Later Blessed Paul VI, who had the figure and work of Dante particularly at heart, dedicated the very beautiful Apostolic Letter Altissimi cantus, at the conclusion of the Second Vatican Ecumenical Council — exactly 50 years ago — to him. He pointed out the fundamental features, which are always present in Dante’s works, with great sensibility and depth. Paul VI with strength and intensity affirmed that “Dante is ours! Ours, meaning of the Catholic faith” (n. 9). So much so that at the end of the Dante’s work, Paul VI clearly stated that “The aim of the Comedy is primarily practical and transformative. It does not only seek to be beautiful and morally good poetry but effectively able to change man radically leading him from chaos to wisdom, from sin to holiness, from poverty to happiness, from contemplating the horrors of hell to the beatitude of paradise” (n. 17). He then quoted the important passage from the Poet’s letter to Can Grande della Scala: “the purpose of the whole as well as of the part is to bring those living in this life from the state of misery, to lead them to the state of bliss” (n. 17).

St John Paul II and Benedict XVI also often referred to works by the Supreme Poet and often quoted him. In my first Encyclical, Lumen Fidei, I also chose to draw on the immense heritage of images, symbols, values constructed by Dante’s work. To describe the light of faith, a light to be rediscovered and to be found once again so that it may illuminate all of human existence, I used the Poet’s evocative words who described it as “spark, which then becomes a burning flame and like a heavenly star within me glimmers” (n. 4; cf. Paradiso XXIV, 145-147).

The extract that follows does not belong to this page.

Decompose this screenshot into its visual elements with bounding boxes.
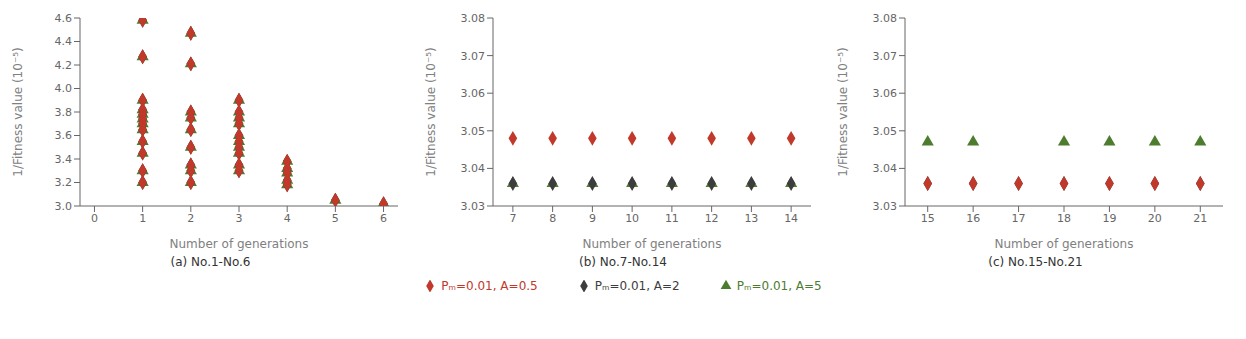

On the Vigil of the Extraordinary Jubilee of Mercy, which will open on 8 December 50 years after the conclusion of the Second Vatican Council, I sincerely hope that the celebration of the 750th anniversary of Dante’s birth, like that of the seventh centenary of his death in 2021, may make the figure of Alighieri and his work understood and appreciated again, to accompany us on our personal and community journey. In fact the Comedy can be read as a great itinerary, rather as a true pilgrimage, both personal and interior, as well as communal, ecclesial, social and historic. It represents the paradigm of every authentic voyage in which humanity is called to leave behind what Dante calls “the little patch of earth that makes us here so fierce” (Par. XXII, 151) in order to reach a new condition, marked by harmony, peace and happiness. This is the horizon of all authentic humanism.

Dante is therefore a prophet of hope, a herald of humanity’s possible redemption and liberation, of profound change in every man and woman, of all of humanity. He invites us to regain the lost and obscured meaning of our human journey and to hope to see again the bright horizon which shines in the full dignity of the human person. Honouring Dante Alighieri, as Paul VI previously invited us to do, we can be enriched by his experience to pass through the many dark woods still widespread in our land and to complete happily our pilgrimage through history in order to arrive at the goal dreamt of and yearned for by every man and woman: “the Love that moves the sun and all the other stars” (Par. XXXIII, 145).